Его героическое прошлое набавило мне цены в моих собственных глазах.

Я угорело зачадил, как весь паровозный парк страны, сведённый воедино.

– Это несмываемый позор, – в нежном распале корил Васька, любя меня с каждой минутой, похоже, всё круче, всё шальней. – В тринадцать не курить! Когда ж мужиком будем становиться? А? В полста? Иль когда вперёд лаптями понесут? И вообще, – мечтательно произнёс он, эффектно отставив в сторону руку с папиросой, – человек с папиросиной – уважаемый человек! Кум королю, государь-дядя!.. Человека с папироской даже сам комар уважает. Не нападает. За своего держит! Так что кури! Мож, с куренья веснушки сойдут да нос перестанет лупиться иль рыжины в волосе посбавится… Мож, ещё и подправишься… А то дохлый, как жадность. Вида никакого. Так хоть дыми. Пускай от тебя «Ракетой» воняет да мужиком! – благословил он.

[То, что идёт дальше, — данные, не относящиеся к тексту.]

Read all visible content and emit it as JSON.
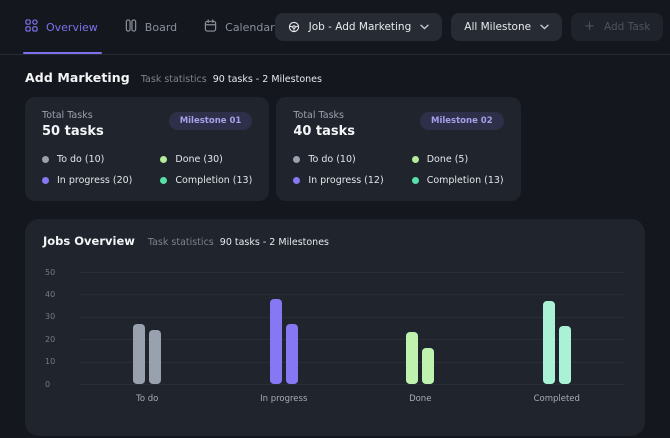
{
  "tabs": [
    {
      "label": "Overview",
      "active": true
    },
    {
      "label": "Board",
      "active": false
    },
    {
      "label": "Calendar",
      "active": false
    }
  ],
  "toolbar": {
    "job_selector_label": "Job - Add Marketing",
    "milestone_selector_label": "All Milestone",
    "add_task_label": "Add Task"
  },
  "section": {
    "title": "Add Marketing",
    "subtitle_label": "Task statistics",
    "subtitle_value": "90 tasks - 2 Milestones"
  },
  "cards": [
    {
      "label": "Total Tasks",
      "count": "50 tasks",
      "badge": "Milestone 01",
      "legend": [
        {
          "name": "To do (10)",
          "color": "#98A1AD"
        },
        {
          "name": "Done (30)",
          "color": "#B3EC9B"
        },
        {
          "name": "In progress (20)",
          "color": "#8678F2"
        },
        {
          "name": "Completion (13)",
          "color": "#57E0A8"
        }
      ]
    },
    {
      "label": "Total Tasks",
      "count": "40 tasks",
      "badge": "Milestone 02",
      "legend": [
        {
          "name": "To do (10)",
          "color": "#98A1AD"
        },
        {
          "name": "Done (5)",
          "color": "#B3EC9B"
        },
        {
          "name": "In progress (12)",
          "color": "#8678F2"
        },
        {
          "name": "Completion (13)",
          "color": "#57E0A8"
        }
      ]
    }
  ],
  "chart_panel": {
    "title": "Jobs Overview",
    "subtitle_label": "Task statistics",
    "subtitle_value": "90 tasks - 2 Milestones"
  },
  "chart_data": {
    "type": "bar",
    "title": "Jobs Overview",
    "categories": [
      "To do",
      "In progress",
      "Done",
      "Completed"
    ],
    "series": [
      {
        "name": "Milestone 01",
        "values": [
          27,
          38,
          23,
          37
        ]
      },
      {
        "name": "Milestone 02",
        "values": [
          24,
          27,
          16,
          26
        ]
      }
    ],
    "category_colors": {
      "To do": "#98A1AD",
      "In progress": "#8678F2",
      "Done": "#BFF2AE",
      "Completed": "#A9F2D6"
    },
    "xlabel": "",
    "ylabel": "",
    "ylim": [
      0,
      50
    ],
    "yticks": [
      0,
      10,
      20,
      30,
      40,
      50
    ],
    "grid": true,
    "legend_position": "none"
  },
  "colors": {
    "accent_purple": "#7B72E9",
    "badge_bg": "#2D3048",
    "badge_text": "#A5A0E9",
    "page_bg": "#14171E",
    "panel_bg": "#1F242D"
  }
}
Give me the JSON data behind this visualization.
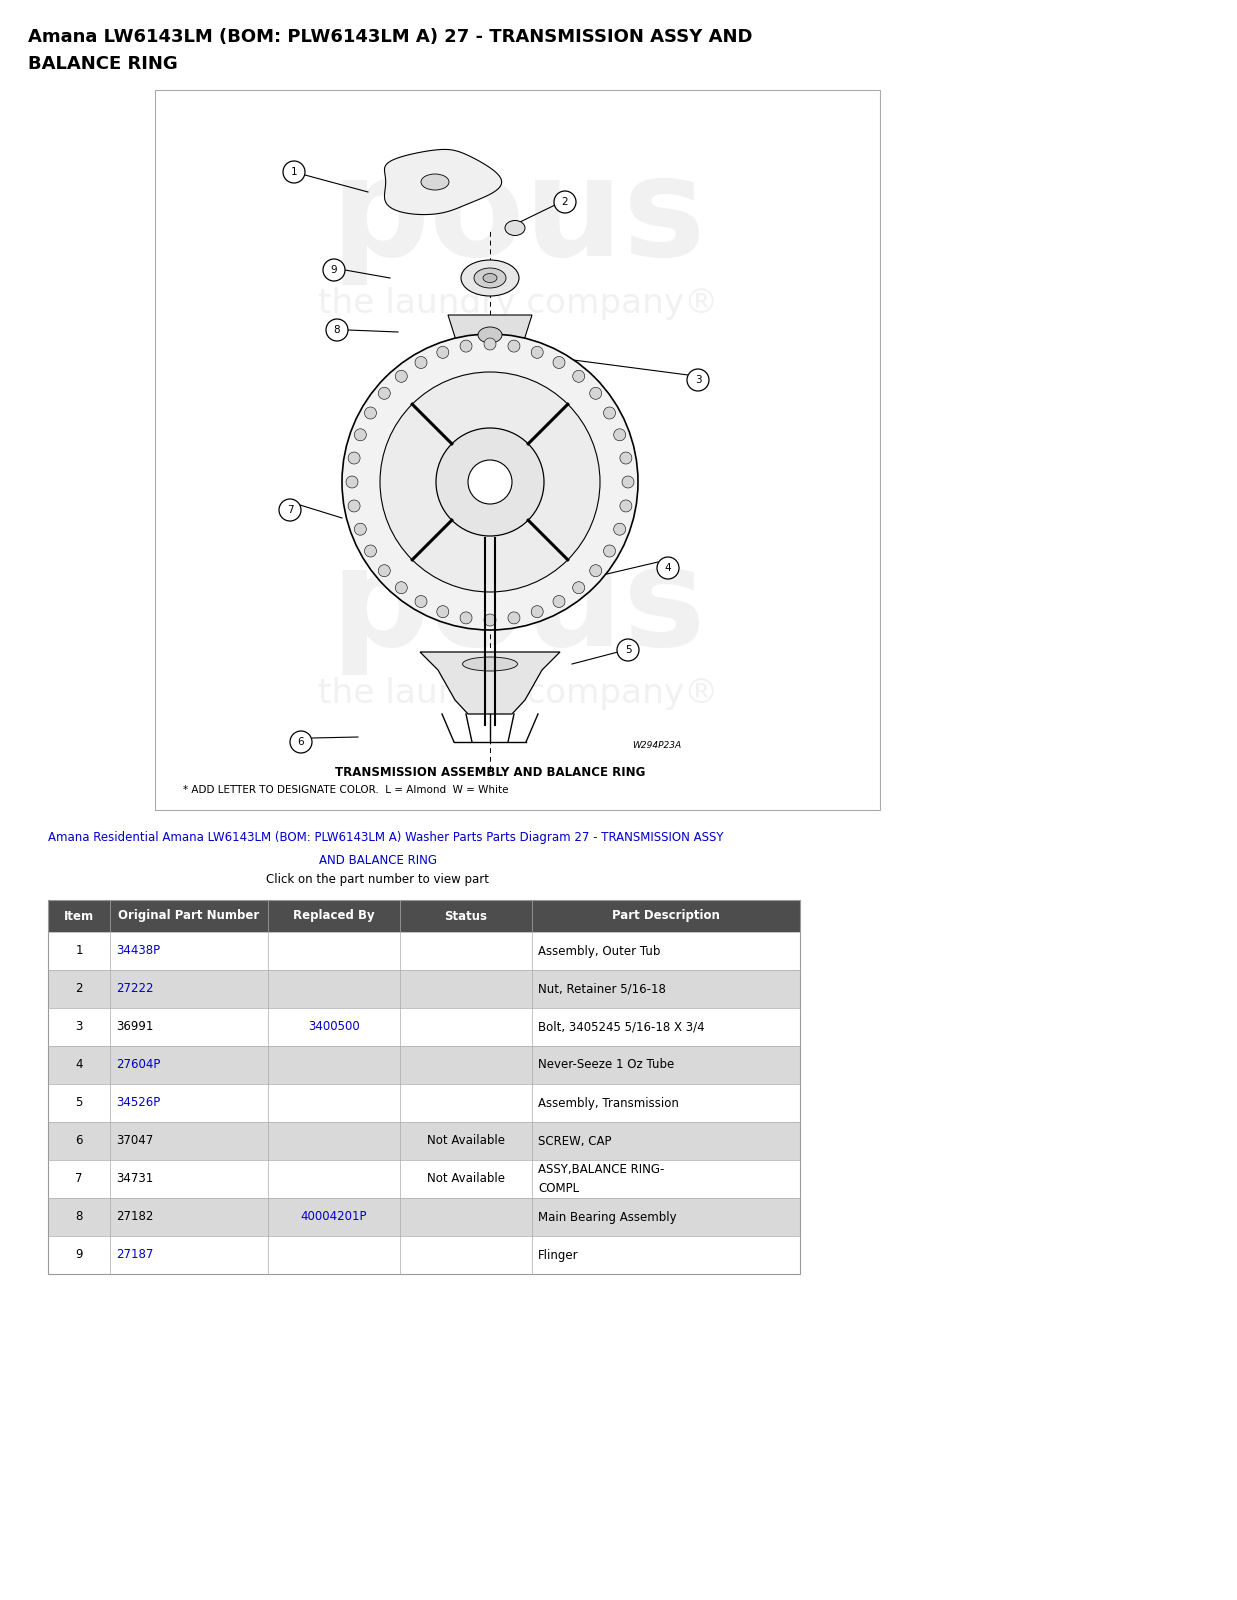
{
  "title_line1": "Amana LW6143LM (BOM: PLW6143LM A) 27 - TRANSMISSION ASSY AND",
  "title_line2": "BALANCE RING",
  "title_fontsize": 13,
  "bg_color": "#ffffff",
  "watermark_text1": "pous",
  "watermark_text2": "the laundry company®",
  "diagram_caption": "TRANSMISSION ASSEMBLY AND BALANCE RING",
  "diagram_note": "* ADD LETTER TO DESIGNATE COLOR.  L = Almond  W = White",
  "diagram_code": "W294P23A",
  "link_line1": "Amana Residential Amana LW6143LM (BOM: PLW6143LM A) Washer Parts Parts Diagram 27 - TRANSMISSION ASSY",
  "link_line2": "AND BALANCE RING",
  "link_line3": "Click on the part number to view part",
  "table_header": [
    "Item",
    "Original Part Number",
    "Replaced By",
    "Status",
    "Part Description"
  ],
  "table_header_bg": "#4d4d4d",
  "table_header_color": "#ffffff",
  "table_row_alt_bg": "#d9d9d9",
  "table_row_bg": "#ffffff",
  "table_rows": [
    [
      "1",
      "34438P",
      "",
      "",
      "Assembly, Outer Tub"
    ],
    [
      "2",
      "27222",
      "",
      "",
      "Nut, Retainer 5/16-18"
    ],
    [
      "3",
      "36991",
      "3400500",
      "",
      "Bolt, 3405245 5/16-18 X 3/4"
    ],
    [
      "4",
      "27604P",
      "",
      "",
      "Never-Seeze 1 Oz Tube"
    ],
    [
      "5",
      "34526P",
      "",
      "",
      "Assembly, Transmission"
    ],
    [
      "6",
      "37047",
      "",
      "Not Available",
      "SCREW, CAP"
    ],
    [
      "7",
      "34731",
      "",
      "Not Available",
      "ASSY,BALANCE RING-\nCOMPL"
    ],
    [
      "8",
      "27182",
      "40004201P",
      "",
      "Main Bearing Assembly"
    ],
    [
      "9",
      "27187",
      "",
      "",
      "Flinger"
    ]
  ],
  "link_color": "#0000cc",
  "linked_part_numbers": [
    "34438P",
    "27222",
    "27604P",
    "34526P",
    "27187"
  ],
  "linked_replaced_by": [
    "3400500",
    "40004201P"
  ]
}
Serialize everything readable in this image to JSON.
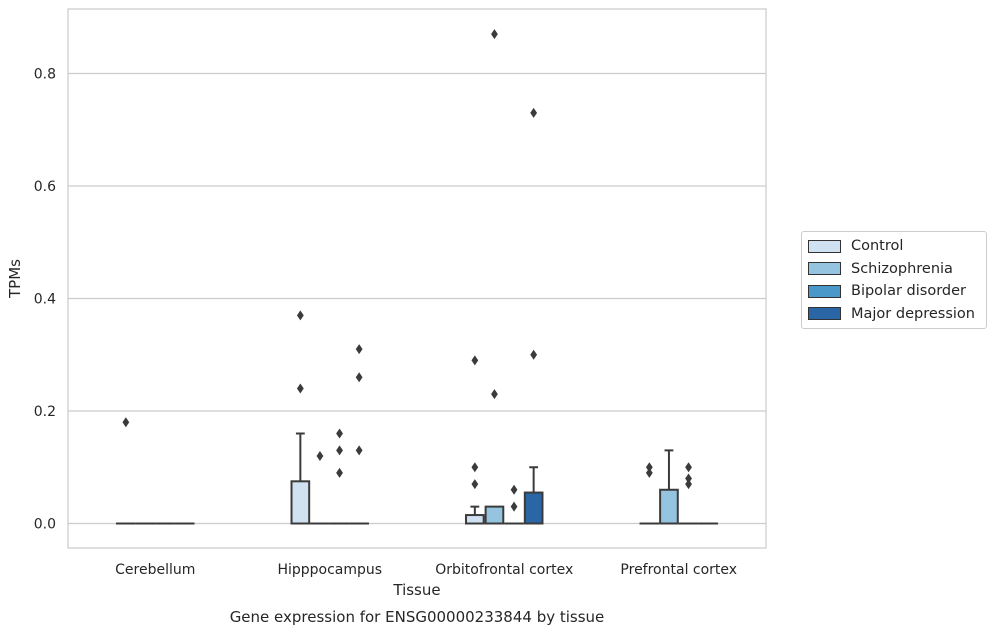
{
  "chart_data": {
    "type": "box",
    "title": "Gene expression for ENSG00000233844 by tissue",
    "xlabel": "Tissue",
    "ylabel": "TPMs",
    "ylim": [
      -0.043,
      0.915
    ],
    "yticks": [
      0.0,
      0.2,
      0.4,
      0.6,
      0.8
    ],
    "ytick_labels": [
      "0.0",
      "0.2",
      "0.4",
      "0.6",
      "0.8"
    ],
    "categories": [
      "Cerebellum",
      "Hipppocampus",
      "Orbitofrontal cortex",
      "Prefrontal cortex"
    ],
    "grid": "horizontal",
    "legend_position": "right",
    "series": [
      {
        "name": "Control",
        "color": "#d0e1f2"
      },
      {
        "name": "Schizophrenia",
        "color": "#94c4df"
      },
      {
        "name": "Bipolar disorder",
        "color": "#4a98c9"
      },
      {
        "name": "Major depression",
        "color": "#2a65a5"
      }
    ],
    "boxes": [
      {
        "category": "Cerebellum",
        "series": "Control",
        "q1": 0,
        "median": 0,
        "q3": 0,
        "whisker_low": 0,
        "whisker_high": 0,
        "outliers": [
          0.18
        ]
      },
      {
        "category": "Cerebellum",
        "series": "Schizophrenia",
        "q1": 0,
        "median": 0,
        "q3": 0,
        "whisker_low": 0,
        "whisker_high": 0,
        "outliers": []
      },
      {
        "category": "Cerebellum",
        "series": "Bipolar disorder",
        "q1": 0,
        "median": 0,
        "q3": 0,
        "whisker_low": 0,
        "whisker_high": 0,
        "outliers": []
      },
      {
        "category": "Cerebellum",
        "series": "Major depression",
        "q1": 0,
        "median": 0,
        "q3": 0,
        "whisker_low": 0,
        "whisker_high": 0,
        "outliers": []
      },
      {
        "category": "Hipppocampus",
        "series": "Control",
        "q1": 0,
        "median": 0,
        "q3": 0.075,
        "whisker_low": 0,
        "whisker_high": 0.16,
        "outliers": [
          0.24,
          0.37
        ]
      },
      {
        "category": "Hipppocampus",
        "series": "Schizophrenia",
        "q1": 0,
        "median": 0,
        "q3": 0,
        "whisker_low": 0,
        "whisker_high": 0,
        "outliers": [
          0.12
        ]
      },
      {
        "category": "Hipppocampus",
        "series": "Bipolar disorder",
        "q1": 0,
        "median": 0,
        "q3": 0,
        "whisker_low": 0,
        "whisker_high": 0,
        "outliers": [
          0.09,
          0.13,
          0.16
        ]
      },
      {
        "category": "Hipppocampus",
        "series": "Major depression",
        "q1": 0,
        "median": 0,
        "q3": 0,
        "whisker_low": 0,
        "whisker_high": 0,
        "outliers": [
          0.13,
          0.26,
          0.31
        ]
      },
      {
        "category": "Orbitofrontal cortex",
        "series": "Control",
        "q1": 0,
        "median": 0,
        "q3": 0.015,
        "whisker_low": 0,
        "whisker_high": 0.03,
        "outliers": [
          0.07,
          0.1,
          0.29
        ]
      },
      {
        "category": "Orbitofrontal cortex",
        "series": "Schizophrenia",
        "q1": 0,
        "median": 0,
        "q3": 0.03,
        "whisker_low": 0,
        "whisker_high": 0.03,
        "outliers": [
          0.23,
          0.87
        ]
      },
      {
        "category": "Orbitofrontal cortex",
        "series": "Bipolar disorder",
        "q1": 0,
        "median": 0,
        "q3": 0,
        "whisker_low": 0,
        "whisker_high": 0,
        "outliers": [
          0.03,
          0.06
        ]
      },
      {
        "category": "Orbitofrontal cortex",
        "series": "Major depression",
        "q1": 0,
        "median": 0,
        "q3": 0.055,
        "whisker_low": 0,
        "whisker_high": 0.1,
        "outliers": [
          0.3,
          0.73
        ]
      },
      {
        "category": "Prefrontal cortex",
        "series": "Control",
        "q1": 0,
        "median": 0,
        "q3": 0,
        "whisker_low": 0,
        "whisker_high": 0,
        "outliers": [
          0.09,
          0.1
        ]
      },
      {
        "category": "Prefrontal cortex",
        "series": "Schizophrenia",
        "q1": 0,
        "median": 0,
        "q3": 0.06,
        "whisker_low": 0,
        "whisker_high": 0.13,
        "outliers": []
      },
      {
        "category": "Prefrontal cortex",
        "series": "Bipolar disorder",
        "q1": 0,
        "median": 0,
        "q3": 0,
        "whisker_low": 0,
        "whisker_high": 0,
        "outliers": [
          0.07,
          0.08,
          0.1
        ]
      },
      {
        "category": "Prefrontal cortex",
        "series": "Major depression",
        "q1": 0,
        "median": 0,
        "q3": 0,
        "whisker_low": 0,
        "whisker_high": 0,
        "outliers": []
      }
    ]
  }
}
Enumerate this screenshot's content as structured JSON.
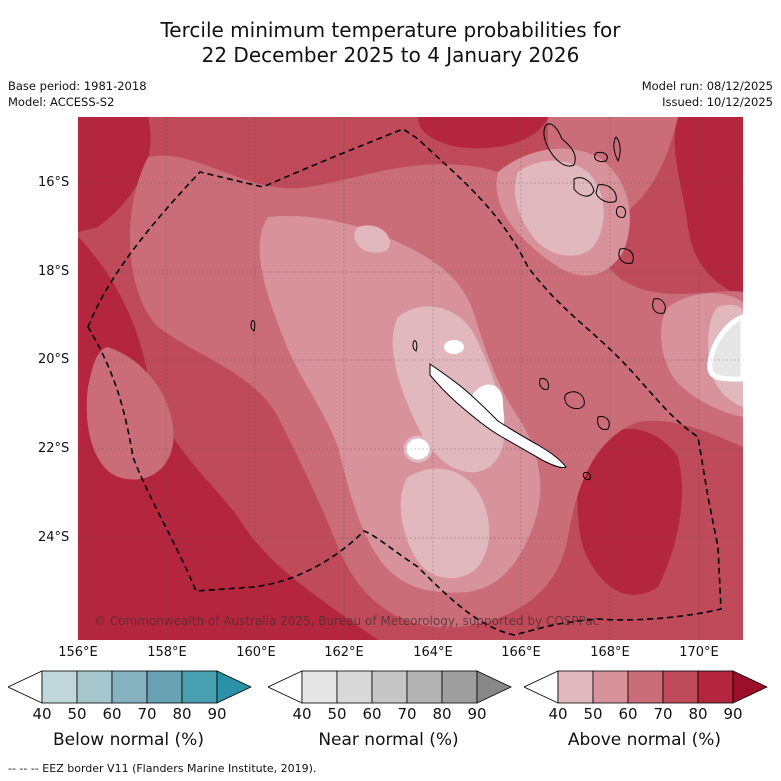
{
  "header": {
    "title_line1": "Tercile minimum temperature probabilities for",
    "title_line2": "22 December 2025 to 4 January 2026",
    "base_period": "Base period: 1981-2018",
    "model": "Model: ACCESS-S2",
    "model_run": "Model run: 08/12/2025",
    "issued": "Issued: 10/12/2025"
  },
  "map": {
    "lat_labels": [
      "16°S",
      "18°S",
      "20°S",
      "22°S",
      "24°S"
    ],
    "lon_labels": [
      "156°E",
      "158°E",
      "160°E",
      "162°E",
      "164°E",
      "166°E",
      "168°E",
      "170°E"
    ],
    "copyright": "© Commonwealth of Australia 2025, Bureau of Meteorology, supported by COSPPac",
    "colors": {
      "above_40": "#e2b8bf",
      "above_50": "#d7929c",
      "above_60": "#ca6d79",
      "above_70": "#be4a5a",
      "above_80": "#b3263e",
      "above_90": "#9c0e2a",
      "land": "#ffffff",
      "eez": "#000000"
    }
  },
  "legend": {
    "below": {
      "title": "Below normal (%)",
      "ticks": [
        "40",
        "50",
        "60",
        "70",
        "80",
        "90"
      ],
      "colors": [
        "#c2d7dc",
        "#a6c6ce",
        "#86b3bf",
        "#66a2b1",
        "#48a0b0",
        "#2a91a6"
      ]
    },
    "near": {
      "title": "Near normal (%)",
      "ticks": [
        "40",
        "50",
        "60",
        "70",
        "80",
        "90"
      ],
      "colors": [
        "#e6e6e6",
        "#d9d9d9",
        "#c6c6c6",
        "#b3b3b3",
        "#9e9e9e",
        "#888888"
      ]
    },
    "above": {
      "title": "Above normal (%)",
      "ticks": [
        "40",
        "50",
        "60",
        "70",
        "80",
        "90"
      ],
      "colors": [
        "#e2b8bf",
        "#d7929c",
        "#ca6d79",
        "#be4a5a",
        "#b3263e",
        "#9c0e2a"
      ]
    }
  },
  "footer": {
    "eez_note": "--  --  -- EEZ border V11 (Flanders Marine Institute, 2019)."
  }
}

А я тем временем уже не мог остановиться. Прикуривал папиросу от папиросы.

Васька в изумлении приоткрыл рот. Уставился на меня не мигая.

– Иль ты ешь их без хлеба? – наконец пробубнил он.

Он не знал, то ли радоваться, то ли печалиться этаковской моей прыти.

На… – й папиросе у меня закружилась голова.

На… – й я упал в обморок.

Васька отхлестал меня по щекам.

Я очнулся и попросил курева.

– Хвалю барбоса за хватку! – ударил в землю он шапкой. – Курнуть не курнуть, так чтобы уж рога в землю!

До смерточки тянуло курить.

Едва отдохнул от одной папиросы, наваливался на новую. Мой взвихрённый энтузиазм всполошил Ваську:

– Однако… погляжу, лихой ты работничек из миски ложкой. Особо ежли миска чужая… По стольку зараз не таскай в себя дыму. Не унесло бы в небонько! Держи меру. Не то отдам, где козам рога правют.

Не знаю, чем бы кончился тот первый перекур, не поднимись козы. Пора было разбегаться.

– Ну… чем даром сидеть, лучше попусту ходить. – Васька усмехнулся, сунул мне пачку «Ракеты». – Получай первый аванец. Ребятишкам на молочишко, старику на табачишко!

Пачки мне не хватило не то что до следующего обеда – её в час не стало.

На другой день Васёня дал ещё:

– Бери да помни: рука руку моет, обе хотят белы быть. Ежель что, подсобляй мне тож, чем спонадобится.

Я быстро кивнул.

Каждый день в обед Васёня вручал мне новую пачку.

Так длилось ровно месяц. И любня – рассохлась!

Я приручённо подлетел к Васёне с загодя раскрытой гробиком ладошкой за божьей милостынькой.

Васёня хлопнул по вытянутой руке моей. Кривясь, откинул её в сторону и лениво посветил кукишем:

– На тебе, Тольчик, дулю из Мартынова сада да забудь меня. Ну ты и хвостопад![2] Разоритель! Всё! Песец тебе!.. Испытательный месячину выдержал на молодца. Чё ещё?..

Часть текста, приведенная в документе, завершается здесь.